I can't believe it!
There is no current problem of greater importance to cosmology than that of dark matter. Dark matter is composed of particles that do not absorb, reflect, or emit light, so they cannot be detected by observing electromagnetic radiation. Dark matter is material that cannot be seen directly. We know that dark matter exists because of the effect it has on objects that we can observe directly.
Scientists study dark matter by looking at the effects it has on visible objects. Scientists believe that dark matter may account for the unexplained motions of stars within galaxies. Computers play an important role in the search for dark matter data. They allow scientists to create models which predict galaxy behavior. Satellites are also being used to gather dark matter data. In 1997, a Hubble Space Telescope image (seen on the right) revealed light from a distant galaxy cluster being bent by another cluster in the foreground of the image. Based on the way the light was bent, scientists estimated the mass of the foreground cluster to be 250 times greater than the visible matter in the cluster. Scientists believe that dark matter in the cluster accounts for the unexplained mass.
Scientists have produced many theories about what exactly dark matter may be. Some believe that it may be normal objects such as cold gasses, dark galaxies, or massive compact halo objects (called MACHOs, they would include black holes and brown dwarfs). Other scientists believe that dark matter may be composed of strange particles which were created in the very early universe. Such particles may include axions, weakly interacting massive particles (called WIMPs), or neutrinos.

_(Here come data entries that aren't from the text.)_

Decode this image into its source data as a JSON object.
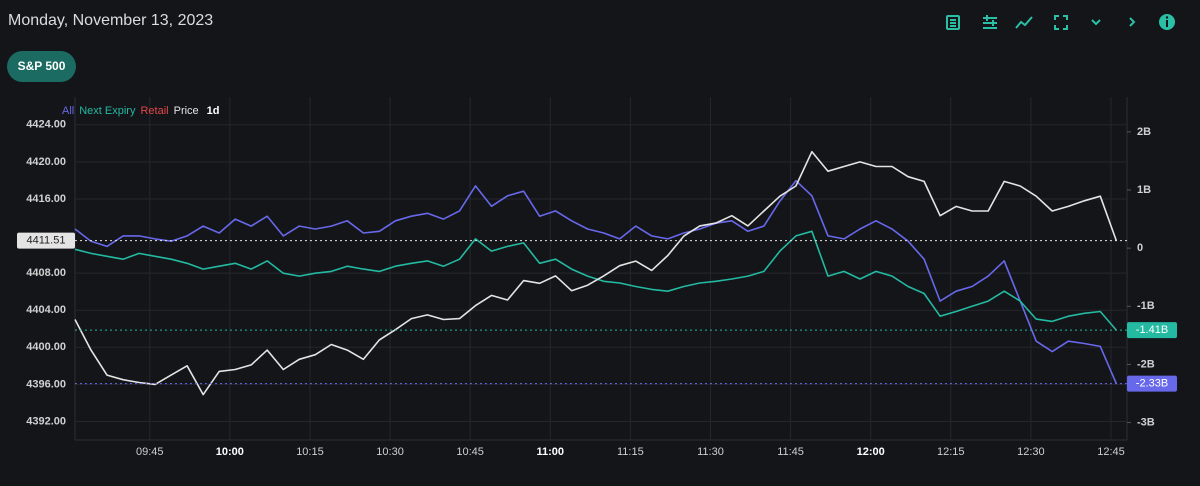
{
  "header": {
    "date": "Monday, November 13, 2023",
    "symbol": "S&P 500"
  },
  "chart_data": {
    "type": "line",
    "timeframe": "1d",
    "x": [
      "09:31",
      "09:34",
      "09:37",
      "09:40",
      "09:43",
      "09:46",
      "09:49",
      "09:52",
      "09:55",
      "09:58",
      "10:01",
      "10:04",
      "10:07",
      "10:10",
      "10:13",
      "10:16",
      "10:19",
      "10:22",
      "10:25",
      "10:28",
      "10:31",
      "10:34",
      "10:37",
      "10:40",
      "10:43",
      "10:46",
      "10:49",
      "10:52",
      "10:55",
      "10:58",
      "11:01",
      "11:04",
      "11:07",
      "11:10",
      "11:13",
      "11:16",
      "11:19",
      "11:22",
      "11:25",
      "11:28",
      "11:31",
      "11:34",
      "11:37",
      "11:40",
      "11:43",
      "11:46",
      "11:49",
      "11:52",
      "11:55",
      "11:58",
      "12:01",
      "12:04",
      "12:07",
      "12:10",
      "12:13",
      "12:16",
      "12:19",
      "12:22",
      "12:25",
      "12:28",
      "12:31",
      "12:34",
      "12:37",
      "12:40",
      "12:43",
      "12:46"
    ],
    "xlim": [
      "09:31",
      "12:48"
    ],
    "xticks": [
      "09:45",
      "10:00",
      "10:15",
      "10:30",
      "10:45",
      "11:00",
      "11:15",
      "11:30",
      "11:45",
      "12:00",
      "12:15",
      "12:30",
      "12:45"
    ],
    "ylim": [
      4390,
      4427
    ],
    "yticks": [
      {
        "value": 4392,
        "label": "4392.00"
      },
      {
        "value": 4396,
        "label": "4396.00"
      },
      {
        "value": 4400,
        "label": "4400.00"
      },
      {
        "value": 4404,
        "label": "4404.00"
      },
      {
        "value": 4408,
        "label": "4408.00"
      },
      {
        "value": 4416,
        "label": "4416.00"
      },
      {
        "value": 4420,
        "label": "4420.00"
      },
      {
        "value": 4424,
        "label": "4424.00"
      }
    ],
    "y2lim": [
      -3.3,
      2.6
    ],
    "y2ticks": [
      {
        "value": -3,
        "label": "-3B"
      },
      {
        "value": -2,
        "label": "-2B"
      },
      {
        "value": -1,
        "label": "-1B"
      },
      0,
      {
        "value": 1,
        "label": "1B"
      },
      {
        "value": 2,
        "label": "2B"
      }
    ],
    "grid": true,
    "series": [
      {
        "name": "All",
        "color": "#6868ea",
        "axis": "y2",
        "last_label": "-2.33B",
        "values": [
          0.33,
          0.12,
          0.03,
          0.21,
          0.21,
          0.16,
          0.12,
          0.21,
          0.38,
          0.26,
          0.5,
          0.38,
          0.55,
          0.21,
          0.38,
          0.33,
          0.38,
          0.47,
          0.26,
          0.29,
          0.47,
          0.55,
          0.6,
          0.5,
          0.64,
          1.07,
          0.72,
          0.9,
          0.98,
          0.55,
          0.64,
          0.47,
          0.33,
          0.26,
          0.16,
          0.38,
          0.21,
          0.16,
          0.26,
          0.33,
          0.43,
          0.47,
          0.29,
          0.38,
          0.81,
          1.16,
          0.9,
          0.21,
          0.16,
          0.33,
          0.47,
          0.33,
          0.12,
          -0.19,
          -0.91,
          -0.74,
          -0.66,
          -0.48,
          -0.22,
          -0.91,
          -1.6,
          -1.78,
          -1.6,
          -1.64,
          -1.69,
          -2.33
        ]
      },
      {
        "name": "Next Expiry",
        "color": "#24b9a1",
        "axis": "y2",
        "last_label": "-1.41B",
        "values": [
          -0.02,
          -0.09,
          -0.14,
          -0.19,
          -0.09,
          -0.14,
          -0.19,
          -0.26,
          -0.36,
          -0.31,
          -0.26,
          -0.36,
          -0.22,
          -0.43,
          -0.48,
          -0.43,
          -0.4,
          -0.31,
          -0.36,
          -0.4,
          -0.31,
          -0.26,
          -0.22,
          -0.31,
          -0.19,
          0.16,
          -0.05,
          0.03,
          0.09,
          -0.26,
          -0.19,
          -0.36,
          -0.48,
          -0.57,
          -0.6,
          -0.66,
          -0.71,
          -0.74,
          -0.66,
          -0.6,
          -0.57,
          -0.53,
          -0.48,
          -0.4,
          -0.05,
          0.21,
          0.29,
          -0.48,
          -0.4,
          -0.53,
          -0.4,
          -0.48,
          -0.66,
          -0.78,
          -1.17,
          -1.09,
          -1,
          -0.91,
          -0.74,
          -0.91,
          -1.22,
          -1.26,
          -1.17,
          -1.12,
          -1.09,
          -1.41
        ]
      },
      {
        "name": "Retail",
        "color": "#e3484b",
        "axis": "y2",
        "values": [
          null,
          null,
          null,
          null,
          null,
          null,
          null,
          null,
          null,
          null,
          null,
          null,
          null,
          null,
          null,
          null,
          null,
          null,
          null,
          null,
          null,
          null,
          null,
          null,
          null,
          null,
          null,
          null,
          null,
          null,
          null,
          null,
          null,
          null,
          null,
          null,
          null,
          null,
          null,
          null,
          null,
          null,
          null,
          null,
          null,
          null,
          null,
          null,
          null,
          null,
          null,
          null,
          null,
          null,
          null,
          null,
          null,
          null,
          null,
          null,
          null,
          null,
          null,
          null,
          null,
          null
        ]
      },
      {
        "name": "Price",
        "color": "#e4e4e4",
        "axis": "y",
        "values": [
          4403,
          4399.7,
          4397,
          4396.5,
          4396.2,
          4396,
          4397,
          4398,
          4394.9,
          4397.4,
          4397.6,
          4398.1,
          4399.7,
          4397.6,
          4398.7,
          4399.2,
          4400.3,
          4399.7,
          4398.7,
          4400.8,
          4401.9,
          4403.1,
          4403.5,
          4403,
          4403.1,
          4404.5,
          4405.6,
          4405.1,
          4407.2,
          4406.9,
          4407.7,
          4406.1,
          4406.7,
          4407.7,
          4408.8,
          4409.3,
          4408.3,
          4409.9,
          4412,
          4413.1,
          4413.4,
          4414.2,
          4413.1,
          4414.7,
          4416.3,
          4417.4,
          4421.1,
          4419,
          4419.5,
          4420,
          4419.5,
          4419.5,
          4418.4,
          4417.9,
          4414.2,
          4415.2,
          4414.7,
          4414.7,
          4417.9,
          4417.4,
          4416.3,
          4414.7,
          4415.2,
          4415.8,
          4416.3,
          4411.51
        ]
      }
    ]
  }
}
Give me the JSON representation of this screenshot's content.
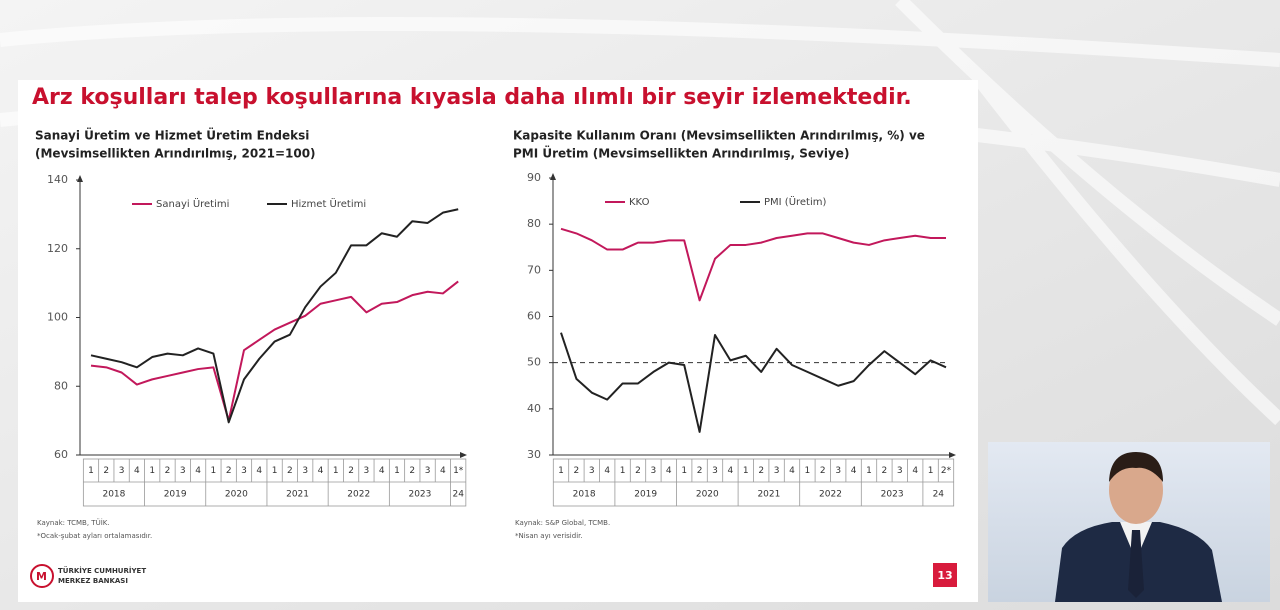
{
  "slide": {
    "title": "Arz koşulları talep koşullarına kıyasla daha ılımlı bir seyir izlemektedir.",
    "page_number": "13",
    "logo": [
      "TÜRKİYE CUMHURİYET",
      "MERKEZ BANKASI"
    ]
  },
  "chart_data": [
    {
      "type": "line",
      "title": [
        "Sanayi Üretim ve Hizmet Üretim Endeksi",
        "(Mevsimsellikten Arındırılmış, 2021=100)"
      ],
      "categories": [
        "1",
        "2",
        "3",
        "4",
        "1",
        "2",
        "3",
        "4",
        "1",
        "2",
        "3",
        "4",
        "1",
        "2",
        "3",
        "4",
        "1",
        "2",
        "3",
        "4",
        "1",
        "2",
        "3",
        "4",
        "1*"
      ],
      "year_labels": [
        "2018",
        "2019",
        "2020",
        "2021",
        "2022",
        "2023",
        "24"
      ],
      "ylim": [
        60,
        140
      ],
      "yticks": [
        60,
        80,
        100,
        120,
        140
      ],
      "grid": false,
      "legend": "upper left",
      "series": [
        {
          "name": "Sanayi Üretimi",
          "color": "#c2185b",
          "values": [
            86,
            85.5,
            84,
            80.5,
            82,
            83,
            84,
            85,
            85.5,
            70,
            90.5,
            93.5,
            96.5,
            98.5,
            100.5,
            104,
            105,
            106,
            101.5,
            104,
            104.5,
            106.5,
            107.5,
            107,
            110.5
          ]
        },
        {
          "name": "Hizmet Üretimi",
          "color": "#222222",
          "values": [
            89,
            88,
            87,
            85.5,
            88.5,
            89.5,
            89,
            91,
            89.5,
            69.5,
            82,
            88,
            93,
            95,
            103,
            109,
            113,
            121,
            121,
            124.5,
            123.5,
            128,
            127.5,
            130.5,
            131.5
          ]
        }
      ],
      "notes": [
        "Kaynak: TCMB, TÜİK.",
        "*Ocak-şubat ayları ortalamasıdır."
      ]
    },
    {
      "type": "line",
      "title": [
        "Kapasite Kullanım Oranı (Mevsimsellikten Arındırılmış, %) ve",
        "PMI Üretim (Mevsimsellikten Arındırılmış, Seviye)"
      ],
      "categories": [
        "1",
        "2",
        "3",
        "4",
        "1",
        "2",
        "3",
        "4",
        "1",
        "2",
        "3",
        "4",
        "1",
        "2",
        "3",
        "4",
        "1",
        "2",
        "3",
        "4",
        "1",
        "2",
        "3",
        "4",
        "1",
        "2*"
      ],
      "year_labels": [
        "2018",
        "2019",
        "2020",
        "2021",
        "2022",
        "2023",
        "24"
      ],
      "ylim": [
        30,
        90
      ],
      "yticks": [
        30,
        40,
        50,
        60,
        70,
        80,
        90
      ],
      "grid": false,
      "legend": "upper left",
      "reference_line": 50,
      "series": [
        {
          "name": "KKO",
          "color": "#c2185b",
          "values": [
            79,
            78,
            76.5,
            74.5,
            74.5,
            76,
            76,
            76.5,
            76.5,
            63.5,
            72.5,
            75.5,
            75.5,
            76,
            77,
            77.5,
            78,
            78,
            77,
            76,
            75.5,
            76.5,
            77,
            77.5,
            77,
            77
          ]
        },
        {
          "name": "PMI (Üretim)",
          "color": "#222222",
          "values": [
            56.5,
            46.5,
            43.5,
            42,
            45.5,
            45.5,
            48,
            50,
            49.5,
            35,
            56,
            50.5,
            51.5,
            48,
            53,
            49.5,
            48,
            46.5,
            45,
            46,
            49.5,
            52.5,
            50,
            47.5,
            50.5,
            49
          ]
        }
      ],
      "notes": [
        "Kaynak: S&P Global, TCMB.",
        "*Nisan ayı verisidir."
      ]
    }
  ]
}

Understanding dark matter is important to understanding the size, shape and future of the universe. The amount of dark matter in the universe will determine if the universe is open (continues to expand), closed (expands to a point and then collapses) or flat (expands and then stops when it reaches equilibrium). Understanding dark matter will also aid in definitively explaining the formation and evolution of galaxies and clusters. As a galaxy spins it should be torn apart. This does not happen, so something is holding the galaxy together. The something is gravity; the amount of gravity required to do this, however, is enormous and could not be generated by the visible matter in the galaxy.
A QuestionIf dark matter cannot be seen, how do we know that there is the possibility that it exists?